CDNs already terminate TLS connections so they can cache GET requests.

2 comments

I think a lot of people don’t know the http/1.x protocol from url (header) to body is a stream of text* separated by \r\n.

* the body may be compressed.

Even past the TLS point (CDNs terminate TLS, so they can read the body) there's a harder problem nobody's solved: to cache a QUERY the cache has to fold the body into the cache key, and there's no standard way to canonicalize a request body. {"a":1,"b":2} and {"b":2,"a":1} are the same query and two different cache entries; whitespace, float formatting, unordered keys all fork the key. GET gets this for free because the URL is already a normalized string. So "cacheable in principle" is real, but "actually cached" needs every layer to agree on a canonical form first - the same coordination problem that killed GET-with-body. I want QUERY for the honest semantics; I just wouldn't budget for cache hits yet
> {"a":1,"b":2} and {"b":2,"a":1} are the same query and two different cache entries

These two payloads are actually different.
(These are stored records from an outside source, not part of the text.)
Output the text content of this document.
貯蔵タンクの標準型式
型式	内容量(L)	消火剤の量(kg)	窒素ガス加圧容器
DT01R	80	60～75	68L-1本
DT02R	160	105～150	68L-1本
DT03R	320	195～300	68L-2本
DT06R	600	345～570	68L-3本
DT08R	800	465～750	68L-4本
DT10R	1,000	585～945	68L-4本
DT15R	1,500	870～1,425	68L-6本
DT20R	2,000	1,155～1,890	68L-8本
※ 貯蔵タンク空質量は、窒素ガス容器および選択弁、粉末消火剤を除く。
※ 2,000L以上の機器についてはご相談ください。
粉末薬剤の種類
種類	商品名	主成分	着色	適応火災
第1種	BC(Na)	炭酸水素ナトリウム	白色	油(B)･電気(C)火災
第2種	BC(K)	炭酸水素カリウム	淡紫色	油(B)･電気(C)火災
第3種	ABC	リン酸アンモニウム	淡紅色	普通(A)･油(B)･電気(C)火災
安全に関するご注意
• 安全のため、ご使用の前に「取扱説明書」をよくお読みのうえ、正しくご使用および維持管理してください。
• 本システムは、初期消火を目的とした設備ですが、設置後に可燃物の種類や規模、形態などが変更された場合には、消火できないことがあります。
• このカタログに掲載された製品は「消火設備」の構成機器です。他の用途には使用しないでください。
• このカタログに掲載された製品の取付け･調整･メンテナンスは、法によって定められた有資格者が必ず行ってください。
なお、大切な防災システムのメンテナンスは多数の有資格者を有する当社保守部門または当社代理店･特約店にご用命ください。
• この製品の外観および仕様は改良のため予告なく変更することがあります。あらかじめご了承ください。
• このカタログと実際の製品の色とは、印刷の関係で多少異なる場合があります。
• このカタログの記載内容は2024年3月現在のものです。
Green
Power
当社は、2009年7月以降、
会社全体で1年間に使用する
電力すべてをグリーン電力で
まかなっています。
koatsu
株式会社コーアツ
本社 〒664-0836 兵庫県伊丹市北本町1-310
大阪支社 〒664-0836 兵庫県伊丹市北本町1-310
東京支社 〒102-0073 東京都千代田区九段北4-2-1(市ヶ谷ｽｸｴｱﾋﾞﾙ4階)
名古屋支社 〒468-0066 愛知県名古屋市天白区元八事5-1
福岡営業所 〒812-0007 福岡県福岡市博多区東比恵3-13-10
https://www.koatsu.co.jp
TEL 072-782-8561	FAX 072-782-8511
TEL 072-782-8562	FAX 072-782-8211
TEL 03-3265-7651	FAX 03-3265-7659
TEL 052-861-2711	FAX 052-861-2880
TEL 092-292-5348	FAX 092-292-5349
You're talking about semantics, which is determined by the payload format; in the case of JSON, these two are semantically similar.

> GET gets this for free because the URL is already a normalized string

It's the same principle; the order of properties matters too.

I think the simple approach of using a bitwise comparison will result in satisfactory caching for most applications.
Can you elaborate? Do you think the noted issues are non-issues that should be fixed in applications? Which would require a new standard to create stable JSON outputs, which is just one use case that can fail right now.